Nie udał się Franciszkowi Smudzie debiut w roli selekcjonera reprezentacji Polski. Jego podopieczni ulegli Rumunii 0:1. Były piłkarz, który 69-krotnie zakładał koszulkę z orłem na piersi uważa, że postawa jego młodszych kolegów dobrze rokuje na przyszłość.

W tym artykule dowiesz się o:

W sobotnim meczu towarzyskim zadebiutowało trzech młodych piłkarzy z rodzimej ekstraklasy, a po dłuższej przerwie powrócili do kadry m.in. Kamil Kosowski czy Tomasz Kuszczak. Biało-czerwoni nie sprostali rywalowi notowanemu 20 miejsc wyżej od nich w rankingu FIFA. - Przegraliśmy, ale uważam, że wynik był mniej istotny. Było parę fajnych akcji ze strony Polaków, ale brakowało wykończenia.
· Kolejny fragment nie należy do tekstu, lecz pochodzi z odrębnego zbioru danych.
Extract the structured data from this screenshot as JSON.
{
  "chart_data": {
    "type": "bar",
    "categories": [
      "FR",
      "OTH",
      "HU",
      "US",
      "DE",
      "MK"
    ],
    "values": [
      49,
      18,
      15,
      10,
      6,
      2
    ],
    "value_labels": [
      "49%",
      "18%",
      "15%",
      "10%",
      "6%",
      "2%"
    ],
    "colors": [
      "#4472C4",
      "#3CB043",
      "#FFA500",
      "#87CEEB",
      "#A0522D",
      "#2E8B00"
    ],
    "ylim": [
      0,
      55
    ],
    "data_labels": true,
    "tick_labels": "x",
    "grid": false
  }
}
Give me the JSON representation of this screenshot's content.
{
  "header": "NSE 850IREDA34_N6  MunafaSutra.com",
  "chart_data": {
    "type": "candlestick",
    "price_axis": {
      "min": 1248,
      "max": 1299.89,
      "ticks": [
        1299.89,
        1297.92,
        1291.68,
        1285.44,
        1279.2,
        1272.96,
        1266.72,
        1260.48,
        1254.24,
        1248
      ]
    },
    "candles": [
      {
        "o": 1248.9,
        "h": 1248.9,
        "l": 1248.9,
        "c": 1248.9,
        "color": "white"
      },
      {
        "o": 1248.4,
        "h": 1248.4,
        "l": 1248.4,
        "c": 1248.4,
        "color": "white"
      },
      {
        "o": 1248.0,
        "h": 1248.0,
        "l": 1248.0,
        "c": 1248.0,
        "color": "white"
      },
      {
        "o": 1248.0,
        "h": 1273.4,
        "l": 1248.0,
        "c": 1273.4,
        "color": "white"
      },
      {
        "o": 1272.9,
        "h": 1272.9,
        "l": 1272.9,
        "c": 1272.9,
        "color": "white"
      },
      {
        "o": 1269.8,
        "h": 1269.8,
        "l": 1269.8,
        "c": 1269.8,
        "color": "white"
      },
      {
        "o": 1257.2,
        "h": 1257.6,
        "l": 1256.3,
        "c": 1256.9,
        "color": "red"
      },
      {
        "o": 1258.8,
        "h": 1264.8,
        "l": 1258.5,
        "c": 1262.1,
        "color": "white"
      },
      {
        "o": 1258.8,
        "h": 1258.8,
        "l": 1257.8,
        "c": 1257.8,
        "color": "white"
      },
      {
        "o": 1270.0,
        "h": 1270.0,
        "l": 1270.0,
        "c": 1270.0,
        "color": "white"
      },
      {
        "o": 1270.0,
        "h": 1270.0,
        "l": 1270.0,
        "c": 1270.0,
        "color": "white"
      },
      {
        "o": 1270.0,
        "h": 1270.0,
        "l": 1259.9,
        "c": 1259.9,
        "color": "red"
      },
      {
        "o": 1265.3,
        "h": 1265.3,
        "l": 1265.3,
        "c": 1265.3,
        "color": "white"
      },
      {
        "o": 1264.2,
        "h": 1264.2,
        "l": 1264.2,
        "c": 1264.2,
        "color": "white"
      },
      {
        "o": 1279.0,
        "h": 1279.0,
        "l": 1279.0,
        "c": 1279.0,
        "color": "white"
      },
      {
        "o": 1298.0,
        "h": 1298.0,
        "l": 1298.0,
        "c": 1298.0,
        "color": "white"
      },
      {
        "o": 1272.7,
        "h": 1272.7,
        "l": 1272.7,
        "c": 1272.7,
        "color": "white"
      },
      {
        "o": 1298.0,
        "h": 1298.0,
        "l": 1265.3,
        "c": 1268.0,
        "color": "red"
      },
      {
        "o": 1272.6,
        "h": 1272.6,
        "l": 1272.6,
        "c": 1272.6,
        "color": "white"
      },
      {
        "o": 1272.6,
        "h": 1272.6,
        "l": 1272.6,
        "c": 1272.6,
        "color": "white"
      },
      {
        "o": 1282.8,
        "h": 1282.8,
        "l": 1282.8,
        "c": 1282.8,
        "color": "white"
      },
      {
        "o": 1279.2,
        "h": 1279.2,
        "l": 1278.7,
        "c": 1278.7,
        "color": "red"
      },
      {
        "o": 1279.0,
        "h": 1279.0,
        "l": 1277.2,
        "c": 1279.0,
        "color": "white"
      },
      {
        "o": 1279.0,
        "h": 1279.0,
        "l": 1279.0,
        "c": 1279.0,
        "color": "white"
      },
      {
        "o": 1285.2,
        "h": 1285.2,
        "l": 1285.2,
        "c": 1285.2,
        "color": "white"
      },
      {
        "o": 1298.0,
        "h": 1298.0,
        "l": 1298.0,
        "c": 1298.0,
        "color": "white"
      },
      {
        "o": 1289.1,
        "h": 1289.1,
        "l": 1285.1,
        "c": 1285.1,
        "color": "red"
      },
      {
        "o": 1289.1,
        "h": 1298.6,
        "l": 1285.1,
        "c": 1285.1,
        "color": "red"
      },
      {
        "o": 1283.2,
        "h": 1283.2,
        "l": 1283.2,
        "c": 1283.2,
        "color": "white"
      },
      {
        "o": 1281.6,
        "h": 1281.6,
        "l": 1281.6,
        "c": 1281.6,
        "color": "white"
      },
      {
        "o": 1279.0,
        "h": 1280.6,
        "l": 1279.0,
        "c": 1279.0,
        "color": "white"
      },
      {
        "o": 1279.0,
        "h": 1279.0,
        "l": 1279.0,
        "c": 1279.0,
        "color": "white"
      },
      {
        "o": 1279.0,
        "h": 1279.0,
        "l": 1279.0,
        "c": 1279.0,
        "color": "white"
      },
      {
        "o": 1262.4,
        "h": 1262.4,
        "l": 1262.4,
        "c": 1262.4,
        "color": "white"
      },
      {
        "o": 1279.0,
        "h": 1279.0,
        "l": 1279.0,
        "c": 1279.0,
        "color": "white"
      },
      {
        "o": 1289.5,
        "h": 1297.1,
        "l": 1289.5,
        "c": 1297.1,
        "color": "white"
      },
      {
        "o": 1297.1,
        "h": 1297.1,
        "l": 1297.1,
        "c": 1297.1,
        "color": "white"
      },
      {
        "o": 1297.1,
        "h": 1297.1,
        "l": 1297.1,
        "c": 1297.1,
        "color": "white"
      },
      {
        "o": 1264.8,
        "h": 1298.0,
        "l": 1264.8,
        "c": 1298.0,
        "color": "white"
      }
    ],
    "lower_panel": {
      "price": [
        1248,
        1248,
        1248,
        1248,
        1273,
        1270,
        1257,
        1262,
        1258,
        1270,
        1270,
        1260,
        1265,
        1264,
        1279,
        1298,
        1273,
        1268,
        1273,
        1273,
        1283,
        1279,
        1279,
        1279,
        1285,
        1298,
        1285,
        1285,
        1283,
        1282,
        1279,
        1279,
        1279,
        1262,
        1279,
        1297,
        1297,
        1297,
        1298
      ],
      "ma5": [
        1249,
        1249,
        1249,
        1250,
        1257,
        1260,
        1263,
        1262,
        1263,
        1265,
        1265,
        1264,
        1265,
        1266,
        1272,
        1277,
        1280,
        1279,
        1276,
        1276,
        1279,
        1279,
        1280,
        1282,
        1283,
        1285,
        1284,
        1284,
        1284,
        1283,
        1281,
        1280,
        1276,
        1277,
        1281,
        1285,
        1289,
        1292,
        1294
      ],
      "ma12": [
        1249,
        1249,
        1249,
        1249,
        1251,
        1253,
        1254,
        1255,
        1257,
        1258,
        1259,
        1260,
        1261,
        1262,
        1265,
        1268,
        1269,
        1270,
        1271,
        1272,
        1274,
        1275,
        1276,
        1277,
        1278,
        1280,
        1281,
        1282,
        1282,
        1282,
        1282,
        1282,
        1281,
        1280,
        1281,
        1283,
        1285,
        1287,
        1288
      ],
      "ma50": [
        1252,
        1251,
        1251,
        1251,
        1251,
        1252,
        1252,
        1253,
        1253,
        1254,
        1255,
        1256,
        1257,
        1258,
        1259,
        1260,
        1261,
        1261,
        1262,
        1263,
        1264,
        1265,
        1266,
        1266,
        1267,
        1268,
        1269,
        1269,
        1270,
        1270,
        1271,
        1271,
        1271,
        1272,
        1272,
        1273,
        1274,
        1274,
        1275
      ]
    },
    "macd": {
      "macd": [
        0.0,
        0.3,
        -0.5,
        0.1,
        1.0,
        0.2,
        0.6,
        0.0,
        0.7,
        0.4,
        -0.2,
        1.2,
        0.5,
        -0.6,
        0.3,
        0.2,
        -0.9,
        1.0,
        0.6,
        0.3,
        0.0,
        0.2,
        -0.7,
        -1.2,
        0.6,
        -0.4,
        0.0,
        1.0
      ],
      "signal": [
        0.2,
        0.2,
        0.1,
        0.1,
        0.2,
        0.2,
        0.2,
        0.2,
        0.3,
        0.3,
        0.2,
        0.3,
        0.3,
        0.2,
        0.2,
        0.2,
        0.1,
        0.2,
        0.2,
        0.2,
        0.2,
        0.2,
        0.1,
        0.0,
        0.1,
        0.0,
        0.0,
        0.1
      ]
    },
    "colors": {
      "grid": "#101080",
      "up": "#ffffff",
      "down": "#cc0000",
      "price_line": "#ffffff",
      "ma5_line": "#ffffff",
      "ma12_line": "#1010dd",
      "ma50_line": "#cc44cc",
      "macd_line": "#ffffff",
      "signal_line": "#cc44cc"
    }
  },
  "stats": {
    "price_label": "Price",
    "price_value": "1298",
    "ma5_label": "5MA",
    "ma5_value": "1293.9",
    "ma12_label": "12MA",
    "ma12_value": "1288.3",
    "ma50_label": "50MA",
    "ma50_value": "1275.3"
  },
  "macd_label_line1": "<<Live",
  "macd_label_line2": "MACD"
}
Te wrzutki z lewej strony w wykonaniu Kamila Kosowskiego może były dobre, ale z prawej strony już nie. W jednej sytuacji Kuba Błaszczykowski chciał przełożyć piłkę na drugą nogę, a ona stanęła. Sławkowi Peszko przy pierwszej sytuacji w drugiej połowie, w momencie, kiedy chciał strzelać piłka odskoczyła i stąd ni to strzał, ni podanie. Przegraliśmy, bo Rumuni strzelili bramkę po naszym błędzie, ale ciężko się wypowiedzieć o tym meczu, ponieważ nie można było pograć. Widać jakąś myśl szkoleniową, bo dzisiaj nie widzieliśmy żadnych długich zagrań. U trenera Smudy to nie za bardzo będzie funkcjonowało - w rozmowie z portalem SportoweFakty.pl analizuje Tomasz Kłos.

Zdaniem byłego piłkarza AJ Auxerre duży wpływ na obraz gry miała fatalna murawa na stadionie przy ul. Łazienkowskiej. Ze względu na to kibice nie zobaczyli zbyt wielu szybkich akcji i wymiany podań z pierwszej piłki. - Ja stoję teraz na płycie. Na tej murawie nie da się za bardzo grać piłką. Niestety, płyta jest w stanie opłakanym. Nie idzie biegać, rozgrywać, piłka odskakiwała zawodnikom od nogi - uważa 69-krotny reprezentant Polski.